Трава под ногами румына скользила. Весело насвистывая («Во ржи, что так была густа…»), он вылез на откос, встряхнулся, деловито пристроился под сумеречной сосной. В каких-то двух метрах от меня поблескивала влажная кожа. «Мы с ним физически очень точно подходили друг к другу». Куртизанка-партизанка так считала…

Румын щедро поливал сосну.

Он не оглядывался. Он знал, этот мир принадлежит ему.

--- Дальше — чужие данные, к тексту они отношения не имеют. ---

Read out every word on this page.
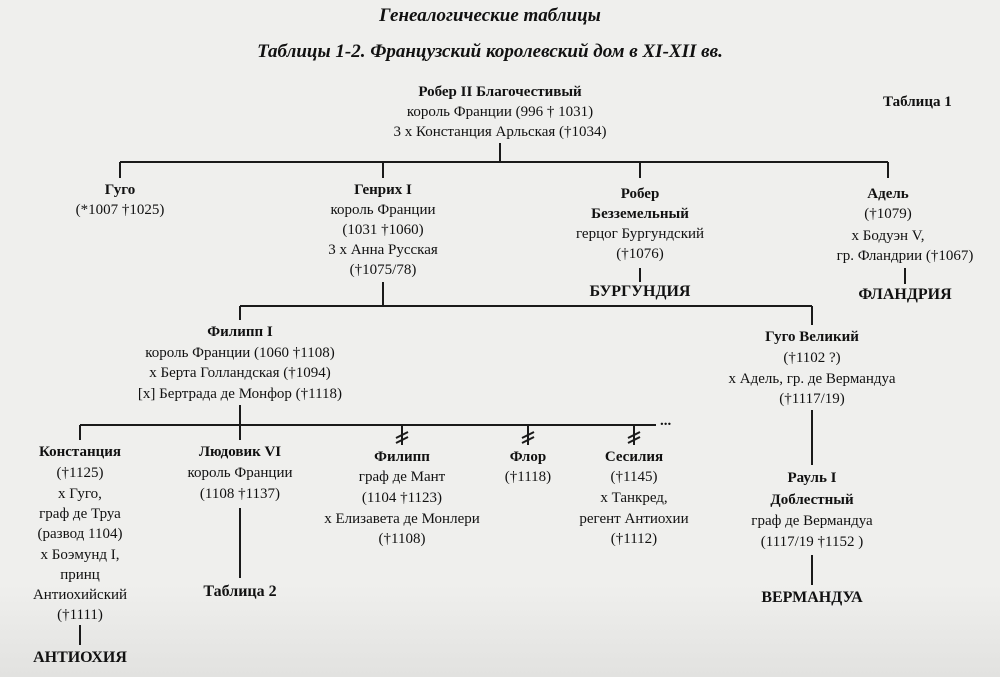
Генеалогические таблицы
Таблицы 1-2. Французский королевский дом в XI-XII вв.
Таблица 1
Робер II Благочестивый
король Франции (996 † 1031)
3 х Констанция Арльская (†1034)
Гуго
(*1007 †1025)
Генрих I
король Франции
(1031 †1060)
3 х Анна Русская
(†1075/78)
Робер
Безземельный
герцог Бургундский
(†1076)
БУРГУНДИЯ
Адель
(†1079)
х Бодуэн V,
гр. Фландрии (†1067)
ФЛАНДРИЯ
Филипп I
король Франции (1060 †1108)
х Берта Голландская (†1094)
[х] Бертрада де Монфор (†1118)
Гуго Великий
(†1102 ?)
х Адель, гр. де Вермандуа
(†1117/19)
Констанция
(†1125)
х Гуго,
граф де Труа
(развод 1104)
х Боэмунд I,
принц
Антиохийский
(†1111)
АНТИОХИЯ
Людовик VI
король Франции
(1108 †1137)
Таблица 2
Филипп
граф де Мант
(1104 †1123)
х Елизавета де Монлери
(†1108)
Флор
(†1118)
Сесилия
(†1145)
х Танкред,
регент Антиохии
(†1112)
...
Рауль I
Доблестный
граф де Вермандуа
(1117/19 †1152 )
ВЕРМАНДУА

Он прекрасно знал, что его боятся, что каждое его движение нагоняет на людей ужас. Наверное, из страха, пронзившего меня, а вовсе не из-за какой-то там моей смелости или решительности, я решительно приткнул острие багра к позвонкам между лопаток румына. Меня как током ударило. Всем телом я почувствовал сладкую смертную судорогу, передернувшую румына. Ужас, многократно усиленный внезапностью, в долю секунды сжег все его нервные узлы. Ведь румын знал, что ему ничего не грозило. Он ведь знал, что ничего такого с ним не может случиться. «Во ржи, что так была густа…» Он прервал свист на каком-то неестественном выдохе и, теряя равновесие, обхватил сухую сосну.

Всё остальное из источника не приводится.